The data payload 906 includes the end portion of the otherwise standard Ethernet packet 930, in particular the Ethernet data 20, a Frame Check Sequence (FCS) 21, a 16-bit cyclic redundancy check (CRC) 21, a pad field (PAD) 22 consisting of a number of octets inserted, and an end-of-frame (EOF) sequence delimiter 23 consisting of the first 4 symbols of the TRN sequence from the preamble 11.

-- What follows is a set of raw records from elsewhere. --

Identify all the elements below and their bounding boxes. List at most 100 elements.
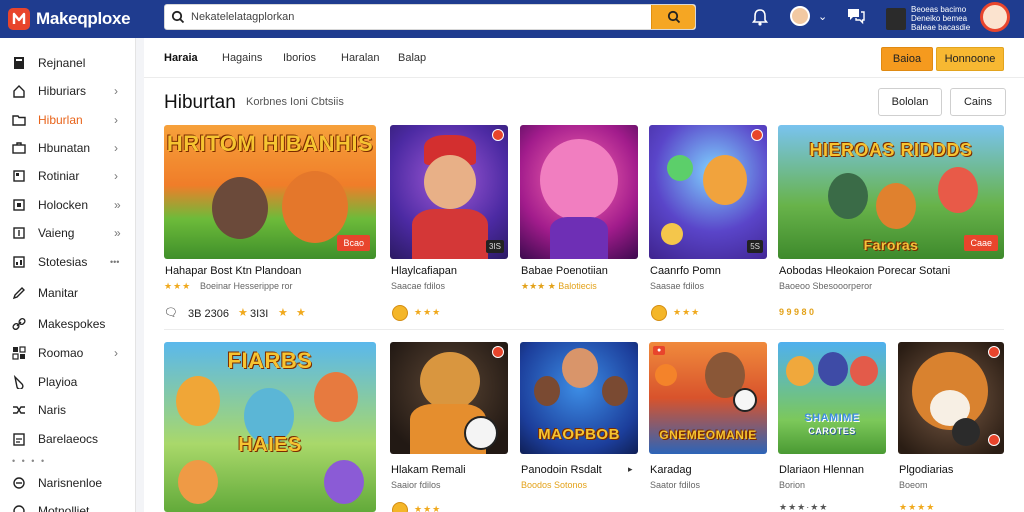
game-meta: Saator fdilos: [650, 480, 701, 490]
game-title: Hahapar Bost Ktn Plandoan: [165, 265, 302, 277]
app-logo[interactable]: Makeqploxe: [8, 8, 131, 30]
row-divider: [164, 329, 1004, 330]
game-banner-text: MAOPBOB: [538, 426, 620, 443]
logo-mark-icon: [8, 8, 30, 30]
game-badge: Bcao: [337, 235, 370, 251]
box-icon: [11, 197, 27, 213]
sidebar-item[interactable]: Naris: [0, 397, 136, 423]
book-icon: [11, 55, 27, 71]
game-banner-text: HIEROAS RIDDDS: [809, 140, 973, 160]
sidebar-item-label: Narisnenloe: [38, 476, 103, 490]
chevron-right-icon: ›: [114, 84, 118, 98]
sidebar-item-label: Makespokes: [38, 317, 106, 331]
tab-haralan[interactable]: Haralan: [341, 52, 380, 64]
sidebar-item[interactable]: Hiburlan ›: [0, 107, 136, 133]
main-content: Haraia Hagains Iborios Haralan Balap Bai…: [144, 38, 1024, 512]
sidebar-item[interactable]: Roomao ›: [0, 340, 136, 366]
primary-tab-button[interactable]: Baioa: [881, 47, 933, 71]
search-button[interactable]: [651, 5, 695, 29]
game-meta: Boodos Sotonos: [521, 480, 588, 490]
game-title: Aobodas Hleokaion Porecar Sotani: [779, 265, 951, 277]
home-icon: [11, 83, 27, 99]
search-icon: [165, 5, 191, 29]
tab-haraia[interactable]: Haraia: [164, 52, 198, 64]
sidebar-item[interactable]: Manitar: [0, 280, 136, 306]
game-banner-text: GNEMEOMANIE: [659, 428, 757, 442]
search-input[interactable]: Nekatelelatagplorkan: [191, 11, 651, 23]
tab-hagains[interactable]: Hagains: [222, 52, 262, 64]
chevron-right-icon: ›: [114, 346, 118, 360]
briefcase-icon: [11, 140, 27, 156]
sidebar-item-label: Naris: [38, 403, 67, 417]
grid-icon: [11, 345, 27, 361]
app-name: Makeqploxe: [36, 9, 131, 28]
account-line-2: Deneiko bemea: [911, 14, 968, 23]
game-meta: Borion: [779, 480, 806, 490]
sidebar-item[interactable]: Rotiniar ›: [0, 163, 136, 189]
tab-bar: Haraia Hagains Iborios Haralan Balap Bai…: [144, 38, 1024, 78]
shuffle-icon: [11, 402, 27, 418]
smiley-icon: [651, 305, 667, 321]
sidebar-item[interactable]: Playioa: [0, 369, 136, 395]
sidebar-item-label: Holocken: [38, 198, 89, 212]
rating-stars: ★★★: [164, 281, 192, 291]
sidebar-item[interactable]: Motnolliet: [0, 498, 136, 512]
rating-value: 9 9 9 8 0: [779, 307, 815, 317]
chevron-right-icon: •••: [110, 257, 120, 267]
card-icon: [11, 168, 27, 184]
chat-icon[interactable]: [846, 7, 866, 25]
sidebar-item[interactable]: Holocken »: [0, 192, 136, 218]
game-badge: 3IS: [485, 240, 504, 253]
game-banner-text: HRITOM HIBANHIS: [166, 131, 374, 156]
badge-icon: [492, 129, 504, 141]
game-thumbnail: HRITOM HIBANHIS Bcao: [164, 125, 376, 259]
sidebar-item[interactable]: Barelaeocs: [0, 426, 136, 452]
rating-stars: ★★★·★★: [779, 502, 829, 512]
game-meta: Boeom: [899, 480, 928, 490]
cains-button[interactable]: Cains: [950, 88, 1006, 116]
game-thumbnail: [520, 125, 638, 259]
smiley-icon: [392, 502, 408, 512]
sidebar-item[interactable]: Makespokes: [0, 311, 136, 337]
sidebar-item[interactable]: Hiburiars ›: [0, 78, 136, 104]
rating-stars: ★★★★: [899, 502, 936, 512]
sidebar-item[interactable]: Stotesias •••: [0, 249, 136, 275]
sidebar-item-label: Stotesias: [38, 255, 88, 269]
chevron-right-icon: »: [114, 198, 121, 212]
sidebar-item-label: Barelaeocs: [38, 432, 99, 446]
sidebar-item[interactable]: Rejnanel: [0, 50, 136, 76]
sidebar-item-label: Playioa: [38, 375, 78, 389]
sidebar-item-label: Hbunatan: [38, 141, 91, 155]
notification-icon[interactable]: [752, 7, 768, 27]
chart-icon: [11, 254, 27, 270]
game-title: Babae Poenotiian: [521, 265, 608, 277]
bololan-button[interactable]: Bololan: [878, 88, 942, 116]
tab-balap[interactable]: Balap: [398, 52, 426, 64]
avatar: [790, 6, 810, 26]
chevron-right-icon: ›: [114, 113, 118, 127]
folder-icon: [11, 112, 27, 128]
profile-avatar[interactable]: [980, 2, 1010, 32]
sidebar-item[interactable]: Hbunatan ›: [0, 135, 136, 161]
game-badge: Caae: [964, 235, 998, 251]
sidebar-item[interactable]: Vaieng »: [0, 220, 136, 246]
game-title: Panodoin Rsdalt: [521, 464, 602, 476]
account-summary[interactable]: Beoeas bacimo Deneiko bemea Baleae bacas…: [886, 5, 970, 32]
pen-icon: [11, 285, 27, 301]
user-menu[interactable]: ⌄: [790, 6, 827, 26]
game-meta: Saacae fdilos: [391, 281, 446, 291]
sidebar-item-label: Motnolliet: [38, 504, 90, 512]
search-bar[interactable]: Nekatelelatagplorkan: [164, 4, 696, 30]
sidebar-item-label: Vaieng: [38, 226, 75, 240]
tab-iborios[interactable]: Iborios: [283, 52, 316, 64]
link-icon: [11, 316, 27, 332]
secondary-tab-button[interactable]: Honnoone: [936, 47, 1004, 71]
game-meta: Saaior fdilos: [391, 480, 441, 490]
sidebar-item[interactable]: Narisnenloe: [0, 470, 136, 496]
game-meta: Saasae fdilos: [650, 281, 705, 291]
page-subtitle: Korbnes Ioni Cbtsiis: [246, 96, 344, 108]
badge-icon: [988, 434, 1000, 446]
game-thumbnail: [390, 342, 508, 454]
clipboard-icon: [11, 431, 27, 447]
chevron-right-icon[interactable]: ▸: [628, 464, 633, 475]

Using this conventional approach to Home networking, a predefined preamble 11 of, e.g., 64 symbols, is required before each Ethernet frame to allow synchronization and reliable reception. For instance, the 64 symbols provide time for the receiver to train appropriate components such as an equalizer, timing recovery, an automatic gain controller (AGC), and an echo canceler. However, because the Home PNA 2.0 is a packetized data standard, the receiver must re-train its components for reception of each Home PNA packet network frame 900. While this is a reasonable approach, it is appreciated by the present inventors to have certain disadvantages.

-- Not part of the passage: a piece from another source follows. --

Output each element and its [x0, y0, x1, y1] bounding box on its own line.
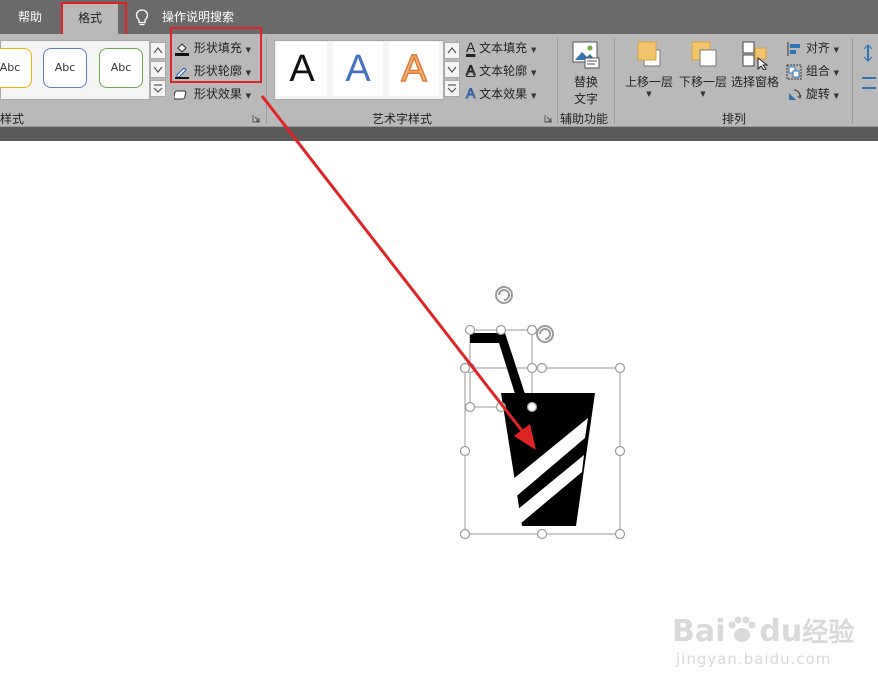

For instance, the training of the equalizer, timing recovery circuits, AGC, echo canceler, etc. during reception of the preamble is commonly referred to as “blind training”, meaning that the receiver station doesn't know any information about the incoming signal before it trains its components during reception of the preamble. Thus, the equalizer must be re-trained from scratch for reception of each Home PNA packet network frame 900. The same for the timing recovery circuits, the AGC, and any echo canceler. Thus, blind training has to accommodate different communication channels and/or different Ethernet types, which significantly impacts performance and/or cost.
While the Home PNA 2.0 standard provides a given amount of time, e.g., 64 symbols worth of time, this time is considered by the present inventors to be short, causing ‘quickened’ training of the appropriate receiver circuits such as the equalizer, timing recovery, AGC, echo canceler, etc., resulting in limited receiver performance.
Another disadvantage is that in HPNA, the Ethernet type includes different baud rates in the DATA period. For each different baud rate, the optimal equalizer training is completely different. So, in the case of blind training, either multiple equalizers must be used, with each equalizer optimally matching each baud rate (increasing cost), or a single equalizer must be implemented which compromises over the different baud rates ultimately reducing performance.
Yet another disadvantage is that in the Ethernet protocol, two adjacent frames may be completely independent, meaning that the two frames may be transmitted from different stations. Thus, their channel properties may be completely different. In this case, the blind training cannot make use of any pre-determined information or any channel information, thus also limiting performance.
There is a need for a technique in home networking communication that permits frame training in a high performance and cost effective manner.